Let fL1(C)C1(C)f \in L^1\p{\C} \cap C^1\p{\C}. Show that the integral

u(z)=12πCf(ζ)ζzdλ(ζ),zC,u\p{z} = -\frac{1}{2\pi} \iint_\C \frac{f\p{\zeta}}{\zeta - z} \,\diff\lambda\p{\zeta}, \quad z \in \C,

defines a C1C^1 function on the whole complex plane that satisfies

(x+iy)u(x+iy)=f(x+iy).\p{\pder{}{x} + i\pder{}{y}}u\p{x + iy} = f\p{x + iy}.

In this problem, dλ(ζ)\diff\lambda\p{\zeta} denotes (planar) Lebesgue measure on C\C and C1C^1 is meant in the real-variable sense.
Solution.

Recall that by an application of Green's theorem, we have for any gCc1(C)g \in C_{\mathrm{c}}^1\p{\C} that

g(z)=1πCgζ(ζ)1ζzdλ(ζ).g\p{z} = -\frac{1}{\pi} \iint_\C \pder{g}{\conj{\zeta}}\p{\zeta} \frac{1}{\zeta - z} \,\diff\lambda\p{\zeta}.

To extend this to our ff, let {Kn}n\set{K_n}_n be a compact exhaustion of C\C, e.g., Kn=B(0,n)K_n = \cl{B\p{0, n}}. Let {φn}nCc1(C)\set{\phi_n}_n \in C_{\mathrm{c}}^1\p{\C} be a bump function on KnK_n, i.e., 0φn10 \leq \phi_n \leq 1 and φn=1\phi_n = 1 on a neighborhood of KnK_n.
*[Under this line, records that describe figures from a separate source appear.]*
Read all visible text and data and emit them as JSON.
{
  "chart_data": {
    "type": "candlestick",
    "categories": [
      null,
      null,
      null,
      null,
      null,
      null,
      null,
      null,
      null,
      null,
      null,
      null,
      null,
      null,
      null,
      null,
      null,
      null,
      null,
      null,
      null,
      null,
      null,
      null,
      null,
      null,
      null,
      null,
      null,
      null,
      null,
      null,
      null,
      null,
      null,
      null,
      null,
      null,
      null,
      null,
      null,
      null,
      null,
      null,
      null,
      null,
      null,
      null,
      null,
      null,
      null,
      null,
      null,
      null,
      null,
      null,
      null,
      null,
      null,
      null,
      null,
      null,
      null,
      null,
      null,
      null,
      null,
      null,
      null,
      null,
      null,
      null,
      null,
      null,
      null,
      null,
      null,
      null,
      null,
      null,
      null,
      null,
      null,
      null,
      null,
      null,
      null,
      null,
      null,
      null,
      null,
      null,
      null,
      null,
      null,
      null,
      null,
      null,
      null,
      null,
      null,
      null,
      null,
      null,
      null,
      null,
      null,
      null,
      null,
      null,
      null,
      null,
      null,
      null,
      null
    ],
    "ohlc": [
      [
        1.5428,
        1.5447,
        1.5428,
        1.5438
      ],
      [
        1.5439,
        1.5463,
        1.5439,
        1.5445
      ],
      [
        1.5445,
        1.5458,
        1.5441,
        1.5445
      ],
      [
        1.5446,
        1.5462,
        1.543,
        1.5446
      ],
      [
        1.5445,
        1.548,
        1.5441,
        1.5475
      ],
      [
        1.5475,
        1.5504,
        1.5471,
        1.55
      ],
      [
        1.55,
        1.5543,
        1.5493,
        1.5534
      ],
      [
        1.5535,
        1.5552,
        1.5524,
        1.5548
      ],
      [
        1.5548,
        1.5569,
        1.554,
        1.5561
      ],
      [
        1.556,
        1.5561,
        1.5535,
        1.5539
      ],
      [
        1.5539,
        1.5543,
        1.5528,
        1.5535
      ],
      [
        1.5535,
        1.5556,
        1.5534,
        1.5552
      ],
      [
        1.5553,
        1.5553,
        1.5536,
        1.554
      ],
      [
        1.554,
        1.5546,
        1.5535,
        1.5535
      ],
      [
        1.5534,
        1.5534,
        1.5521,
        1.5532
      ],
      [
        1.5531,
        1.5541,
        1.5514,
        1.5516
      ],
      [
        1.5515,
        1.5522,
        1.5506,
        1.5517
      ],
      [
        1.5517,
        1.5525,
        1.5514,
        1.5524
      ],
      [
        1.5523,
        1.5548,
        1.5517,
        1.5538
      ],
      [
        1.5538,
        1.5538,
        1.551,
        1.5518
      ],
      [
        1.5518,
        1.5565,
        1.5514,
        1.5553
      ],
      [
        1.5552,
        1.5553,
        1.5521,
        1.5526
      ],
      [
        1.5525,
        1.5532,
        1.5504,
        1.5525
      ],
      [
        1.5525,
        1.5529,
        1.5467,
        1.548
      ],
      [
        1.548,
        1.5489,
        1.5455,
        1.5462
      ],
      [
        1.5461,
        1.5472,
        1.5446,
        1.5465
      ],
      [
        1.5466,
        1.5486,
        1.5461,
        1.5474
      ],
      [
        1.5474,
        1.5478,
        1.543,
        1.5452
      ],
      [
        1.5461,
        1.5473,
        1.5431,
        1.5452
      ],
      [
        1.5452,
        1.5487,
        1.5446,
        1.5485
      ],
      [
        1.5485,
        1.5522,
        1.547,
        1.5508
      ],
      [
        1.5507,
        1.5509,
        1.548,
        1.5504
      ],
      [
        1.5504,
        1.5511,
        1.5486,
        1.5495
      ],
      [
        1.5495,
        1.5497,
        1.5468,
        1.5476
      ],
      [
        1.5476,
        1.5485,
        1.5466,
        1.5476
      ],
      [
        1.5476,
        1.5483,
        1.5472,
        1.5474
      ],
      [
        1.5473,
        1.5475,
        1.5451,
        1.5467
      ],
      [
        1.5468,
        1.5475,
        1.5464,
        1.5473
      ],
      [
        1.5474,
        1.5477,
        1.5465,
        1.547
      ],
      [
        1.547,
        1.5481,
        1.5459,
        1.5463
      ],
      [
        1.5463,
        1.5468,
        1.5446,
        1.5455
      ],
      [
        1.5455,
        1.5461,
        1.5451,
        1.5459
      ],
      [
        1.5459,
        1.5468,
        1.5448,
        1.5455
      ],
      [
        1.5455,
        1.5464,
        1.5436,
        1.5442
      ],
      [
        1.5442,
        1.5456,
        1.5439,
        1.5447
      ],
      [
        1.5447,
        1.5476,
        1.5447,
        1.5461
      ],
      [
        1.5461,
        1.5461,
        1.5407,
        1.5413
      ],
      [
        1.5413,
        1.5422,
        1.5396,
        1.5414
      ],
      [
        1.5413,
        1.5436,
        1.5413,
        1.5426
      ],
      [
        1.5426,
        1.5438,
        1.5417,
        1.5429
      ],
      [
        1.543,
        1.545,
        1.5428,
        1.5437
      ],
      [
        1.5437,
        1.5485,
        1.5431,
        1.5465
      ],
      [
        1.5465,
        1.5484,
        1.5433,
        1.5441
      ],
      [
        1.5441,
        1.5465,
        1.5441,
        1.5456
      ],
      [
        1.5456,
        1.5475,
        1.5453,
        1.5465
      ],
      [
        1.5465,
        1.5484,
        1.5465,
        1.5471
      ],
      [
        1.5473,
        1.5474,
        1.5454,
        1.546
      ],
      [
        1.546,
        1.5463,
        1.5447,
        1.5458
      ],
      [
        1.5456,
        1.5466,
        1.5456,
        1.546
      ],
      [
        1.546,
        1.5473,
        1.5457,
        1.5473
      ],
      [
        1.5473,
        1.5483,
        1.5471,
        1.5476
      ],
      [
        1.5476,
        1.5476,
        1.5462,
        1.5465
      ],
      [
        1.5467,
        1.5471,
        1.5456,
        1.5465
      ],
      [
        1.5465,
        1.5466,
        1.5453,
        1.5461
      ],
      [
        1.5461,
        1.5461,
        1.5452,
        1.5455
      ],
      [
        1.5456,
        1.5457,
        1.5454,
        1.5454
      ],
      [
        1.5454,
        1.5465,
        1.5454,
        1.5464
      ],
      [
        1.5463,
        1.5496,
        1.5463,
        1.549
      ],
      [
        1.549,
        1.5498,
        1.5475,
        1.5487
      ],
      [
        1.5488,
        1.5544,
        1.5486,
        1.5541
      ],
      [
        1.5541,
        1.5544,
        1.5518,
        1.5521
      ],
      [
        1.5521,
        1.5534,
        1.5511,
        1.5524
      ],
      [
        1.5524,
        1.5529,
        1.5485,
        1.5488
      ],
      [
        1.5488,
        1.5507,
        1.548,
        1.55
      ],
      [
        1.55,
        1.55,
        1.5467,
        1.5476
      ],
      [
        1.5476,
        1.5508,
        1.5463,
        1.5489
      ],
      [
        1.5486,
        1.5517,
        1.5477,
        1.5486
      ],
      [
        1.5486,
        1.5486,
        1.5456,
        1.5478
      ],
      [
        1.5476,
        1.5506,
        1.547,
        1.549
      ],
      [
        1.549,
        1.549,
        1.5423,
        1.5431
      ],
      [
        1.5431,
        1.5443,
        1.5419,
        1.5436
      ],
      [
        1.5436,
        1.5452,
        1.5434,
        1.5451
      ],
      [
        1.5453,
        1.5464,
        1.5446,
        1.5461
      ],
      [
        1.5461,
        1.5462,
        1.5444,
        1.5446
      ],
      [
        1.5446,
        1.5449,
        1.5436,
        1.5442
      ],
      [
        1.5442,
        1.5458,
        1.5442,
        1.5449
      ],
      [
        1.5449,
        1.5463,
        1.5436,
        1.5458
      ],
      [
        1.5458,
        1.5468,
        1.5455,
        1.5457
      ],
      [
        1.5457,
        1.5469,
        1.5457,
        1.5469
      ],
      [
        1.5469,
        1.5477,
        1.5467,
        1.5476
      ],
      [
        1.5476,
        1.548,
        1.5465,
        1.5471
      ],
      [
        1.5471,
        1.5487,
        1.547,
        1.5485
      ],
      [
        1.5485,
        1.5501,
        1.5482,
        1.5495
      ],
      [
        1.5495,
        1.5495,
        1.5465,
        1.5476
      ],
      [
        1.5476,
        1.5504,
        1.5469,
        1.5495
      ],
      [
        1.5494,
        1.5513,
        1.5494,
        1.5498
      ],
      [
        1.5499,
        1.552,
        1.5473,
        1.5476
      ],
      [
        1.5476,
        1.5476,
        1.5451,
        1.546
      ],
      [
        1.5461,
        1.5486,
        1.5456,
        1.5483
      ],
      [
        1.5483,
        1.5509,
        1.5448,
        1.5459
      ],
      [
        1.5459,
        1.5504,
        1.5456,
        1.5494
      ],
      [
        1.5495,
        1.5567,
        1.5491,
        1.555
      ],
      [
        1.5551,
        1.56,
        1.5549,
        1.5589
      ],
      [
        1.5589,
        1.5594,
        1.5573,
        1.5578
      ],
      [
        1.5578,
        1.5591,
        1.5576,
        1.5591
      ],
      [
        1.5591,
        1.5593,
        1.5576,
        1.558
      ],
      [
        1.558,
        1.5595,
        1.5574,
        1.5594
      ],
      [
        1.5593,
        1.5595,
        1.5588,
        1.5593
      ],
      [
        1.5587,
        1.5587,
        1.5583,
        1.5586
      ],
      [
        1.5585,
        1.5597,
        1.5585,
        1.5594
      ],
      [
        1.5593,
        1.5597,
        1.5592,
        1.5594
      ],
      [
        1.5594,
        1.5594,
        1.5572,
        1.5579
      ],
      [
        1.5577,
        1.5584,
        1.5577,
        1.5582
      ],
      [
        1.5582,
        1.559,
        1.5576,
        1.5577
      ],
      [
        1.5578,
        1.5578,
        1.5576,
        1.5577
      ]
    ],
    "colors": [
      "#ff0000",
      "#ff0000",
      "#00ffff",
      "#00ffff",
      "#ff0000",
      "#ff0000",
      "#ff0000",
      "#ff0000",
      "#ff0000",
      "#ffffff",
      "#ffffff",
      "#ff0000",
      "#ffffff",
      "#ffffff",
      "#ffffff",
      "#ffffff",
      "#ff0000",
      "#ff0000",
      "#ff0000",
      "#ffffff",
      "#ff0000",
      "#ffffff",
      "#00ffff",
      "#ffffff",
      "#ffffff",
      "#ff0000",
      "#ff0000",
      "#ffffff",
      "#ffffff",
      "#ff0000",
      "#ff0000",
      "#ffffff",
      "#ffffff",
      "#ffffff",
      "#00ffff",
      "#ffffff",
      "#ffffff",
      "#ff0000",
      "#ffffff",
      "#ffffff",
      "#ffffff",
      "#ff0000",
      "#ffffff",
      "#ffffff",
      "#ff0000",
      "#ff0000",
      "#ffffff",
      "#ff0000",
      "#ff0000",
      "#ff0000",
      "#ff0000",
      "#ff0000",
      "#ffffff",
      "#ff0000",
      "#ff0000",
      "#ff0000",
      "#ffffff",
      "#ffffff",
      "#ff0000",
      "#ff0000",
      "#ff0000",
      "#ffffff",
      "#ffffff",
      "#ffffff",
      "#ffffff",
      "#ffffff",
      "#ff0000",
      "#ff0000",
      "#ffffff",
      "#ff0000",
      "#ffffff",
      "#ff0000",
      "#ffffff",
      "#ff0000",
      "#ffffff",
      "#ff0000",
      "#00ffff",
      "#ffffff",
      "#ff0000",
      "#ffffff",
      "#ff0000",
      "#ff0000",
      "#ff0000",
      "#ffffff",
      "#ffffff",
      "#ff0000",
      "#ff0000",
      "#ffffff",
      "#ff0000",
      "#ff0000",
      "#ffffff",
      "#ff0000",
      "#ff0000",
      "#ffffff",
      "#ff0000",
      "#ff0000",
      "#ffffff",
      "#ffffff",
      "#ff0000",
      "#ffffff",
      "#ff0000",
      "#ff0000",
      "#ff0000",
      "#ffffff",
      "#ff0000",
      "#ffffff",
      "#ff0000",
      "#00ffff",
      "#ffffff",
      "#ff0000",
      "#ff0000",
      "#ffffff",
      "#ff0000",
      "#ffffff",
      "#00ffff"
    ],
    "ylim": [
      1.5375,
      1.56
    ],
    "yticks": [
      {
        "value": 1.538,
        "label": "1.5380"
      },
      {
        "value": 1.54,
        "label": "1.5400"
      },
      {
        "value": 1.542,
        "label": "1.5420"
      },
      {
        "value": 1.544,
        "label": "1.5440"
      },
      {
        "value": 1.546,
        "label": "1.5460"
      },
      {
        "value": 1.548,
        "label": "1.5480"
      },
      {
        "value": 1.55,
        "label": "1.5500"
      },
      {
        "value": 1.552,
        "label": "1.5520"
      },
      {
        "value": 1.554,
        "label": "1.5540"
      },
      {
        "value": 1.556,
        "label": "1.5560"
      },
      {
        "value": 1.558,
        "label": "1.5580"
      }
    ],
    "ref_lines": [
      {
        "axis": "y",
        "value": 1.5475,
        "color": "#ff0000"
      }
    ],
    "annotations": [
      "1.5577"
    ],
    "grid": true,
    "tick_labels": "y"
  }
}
Let ψ1=φ1\psi_1 = \phi_1 and ψn=φnφn1\psi_n = \phi_n - \phi_{n-1} for n2n \geq 2 so that ψn\psi_n is 00 on a neighborhood of Kn1K_{n-1}. Since KnKn+1K_n \subseteq K_{n+1} for each nn, it follows that this sum is locally finite. Hence, at zKNz \in K_N, we have

n=1ψn(z)=φ1(z)+n=2N(φn(z)φn1(z))=φN(z)=1,\sum_{n=1}^\infty \psi_n\p{z} = \phi_1\p{z} + \sum_{n=2}^N \p{\phi_n\p{z} - \phi_{n-1}\p{z}} = \phi_N\p{z} = 1,

so {ψn}n\set{\psi_n}_n is a locally finite partition of unity. Thus,

u(z)=12πCn=1ψn(ζ)f(ζ)ζzdλ(ζ)=12πCn=1ψn(ζ+z)f(ζ+z)ζdλ(ζ)(ζζz)=12πn=1Cψn(ζ+z)f(ζ+z)ζdλ(ζ),\begin{aligned} u\p{z} &= -\frac{1}{2\pi} \iint_\C \sum_{n=1}^\infty \frac{\psi_n\p{\zeta}f\p{\zeta}}{\zeta - z} \,\diff\lambda\p{\zeta} \\ &= -\frac{1}{2\pi} \iint_\C \sum_{n=1}^\infty \frac{\psi_n\p{\zeta + z}f\p{\zeta + z}}{\zeta} \,\diff\lambda\p{\zeta} && \p{\zeta \mapsto \zeta - z} \\ &= -\frac{1}{2\pi} \sum_{n=1}^\infty \iint_\C \frac{\psi_n\p{\zeta + z}f\p{\zeta + z}}{\zeta} \,\diff\lambda\p{\zeta}, \end{aligned}

since after the change of variables, the sum is finite for each zCz \in \C. Again by local finiteness, because ψn,f\psi_n, f are C1C^1, it follows that uu is also C1C^1. Similarly, local finiteness allows us to interchange the derivative and the sum, and because fL1(C)f \in L^1\p{\C} and each ψn\psi_n is compactly supported, we may differentiate under the integral sign and apply change of variables freely:

uz(z)=1πn=1zCψn(ζ+z)f(ζ+z)ζdλ(ζ)=1πn=1C(ψnf)ζ(ζ+z)1ζdλ(ζ)=1πn=1C(ψnf)ζ(ζ)1ζzdλ(ζ)(ζζ+z)=n=1ψn(z)f(z)(ψnfCc1)=f(z),\begin{aligned} \pder{u}{\conj{z}}\p{z} &= -\frac{1}{\pi} \sum_{n=1}^\infty \pder{}{\conj{z}} \iint_\C \frac{\psi_n\p{\zeta + z}f\p{\zeta + z}}{\zeta} \,\diff\lambda\p{\zeta} \\ &= -\frac{1}{\pi} \sum_{n=1}^\infty \iint_\C \pder{\p{\psi_nf}}{\conj{\zeta}}\p{\zeta + z} \frac{1}{\zeta} \,\diff\lambda\p{\zeta} \\ &= -\frac{1}{\pi} \sum_{n=1}^\infty \iint_\C \pder{\p{\psi_nf}}{\conj{\zeta}}\p{\zeta} \frac{1}{\zeta - z} \,\diff\lambda\p{\zeta} && \p{\zeta \mapsto \zeta + z} \\ &= \sum_{n=1}^\infty \psi_n\p{z} f\p{z} && \p{\psi_n f \in C_{\mathrm{c}}^1} \\ &= f\p{z}, \end{aligned}

since we had a partition of unity.